Konrad Lorenz (qui, avec Niko Tinbergen, a reçu le prix Nobel en 1973) croyait que des structures innées spécifiques expliquaient la communication animale, et que la sélection naturelle avait créé ces structures. Chomsky, qui a dit que nos gènes créent un « Dispositif d'Acquisition du Langage Innée », s'est légèrement distancié de la vision de Lorenz en disant qu'il n'était pas certain que la sélection naturelle en était responsable. Cependant, malgré les noms légèrement différents pour les « dispositifs innés » hypothétiques, leurs vues étaient extrêmement similaires.

Lorenz et Chomsky, et leur doctrine de la conscience basée sur des règles innées, ont été populaires et influents parmi les professeurs d'université. Lorsque Lorenz a écrit un livre sur la dégénérescence, qui n'était guère plus qu'une version révisée des articles qu'il avait écrits pour le Bureau de la Politique Raciale du parti nazi à la fin des années 1930 et au début des années 1940, prônant l'extermination des « métis raciaux » tels que les juifs et les tsiganes, la plupart des biologistes aux États-Unis l'ont loué. Lorenz identifiait le National-Socialisme à l'évolution en tant qu'agent de purification raciale. Ses croyances et activités de toute une vie - la loyauté envers un chef fort, le plaidoyer pour le meurtre des faibles - identifiaient Lorenz comme un autoritaire extrême.

Lorsque le célèbre professeur est parti en tournée de conférences pour populariser et affirmer la vérité et l'importance scientifiques de ces publications, et affirmer que toutes les actions et connaissances humaines, le langage, le travail, l'art et la croyance, sont spécifiés et déterminés par les gènes, lui et son public (qui, à l'Université de l'Oregon, comprenait des membres de l'Académie nationale des sciences et des professeurs juifs qui avaient été des réfugiés du nazisme, qui écoutaient avec approbation) étaient outrés lorsqu'un étudiant a mentionné l'origine et l'intention nazies des publications originales.

Ils ont dit « on ne peut pas dire qu'une œuvre d'un homme a quelque chose à voir avec sa vie et ses croyances politiques », mais en fait le conférencier venait de dire que tout ce qu'une personne fait est intégral à la nature la plus profonde de cette personne, tout comme Lorenz a dit qu'une oie avec un ventre en pot et un bec bizarre, ou une personne avec des traits physiques et comportementaux non nordiques et des préférences culturelles - devrait être éliminée pour l'amélioration de l'espèce.
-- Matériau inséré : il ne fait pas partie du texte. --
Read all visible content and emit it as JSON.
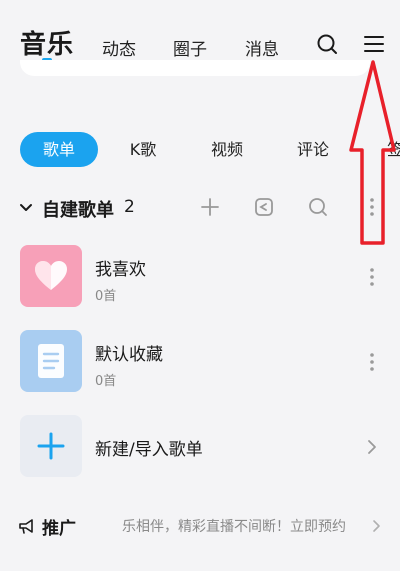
{
  "header": {
    "main_tab": "音乐",
    "tabs": [
      "动态",
      "圈子",
      "消息"
    ],
    "search_icon": "search-icon",
    "menu_icon": "hamburger-menu-icon"
  },
  "chips": [
    "歌单",
    "K歌",
    "视频",
    "评论",
    "签"
  ],
  "active_chip": "歌单",
  "section": {
    "title": "自建歌单",
    "count": "2"
  },
  "playlists": [
    {
      "title": "我喜欢",
      "subtitle": "0首",
      "cover_color": "#f7a0b8",
      "icon": "heart-icon"
    },
    {
      "title": "默认收藏",
      "subtitle": "0首",
      "cover_color": "#a9cdf1",
      "icon": "document-icon"
    }
  ],
  "create": {
    "label": "新建/导入歌单",
    "icon": "plus-icon"
  },
  "promo": {
    "title": "推广",
    "text": "乐相伴，精彩直播不间断！立即预约"
  },
  "colors": {
    "accent": "#1ba3ef",
    "annotation": "#e8202a"
  }
}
Pas un seul professeur dans le public n'a remis en question la science qui avait justifié les politiques raciales de Hitler, et certains d'entre eux ont montré une grande hostilité envers le critique.

Dans les années 1960, un professeur a comparé les scores des étudiants de troisième cycle au test des Analogies de Miller, qui est un test largement utilisé de la capacité de pensée analogique, à leurs notes académiques. Elle a découvert que les étudiants qui avaient des scores proches de la moyenne au test avaient les meilleures notes et le plus grand succès académique, et ceux qui s'écartaient le plus de la moyenne à ce test, dans un sens ou dans l'autre, avaient les pires notes académiques. Si la capacité à penser de manière analogique est inversement associée à l'autoritarisme, alors ses résultats indiqueraient que les écoles de troisième cycle sélectionnent pour l'autoritarisme. (Sinon, elles sélectionnent simplement pour la médiocrité.)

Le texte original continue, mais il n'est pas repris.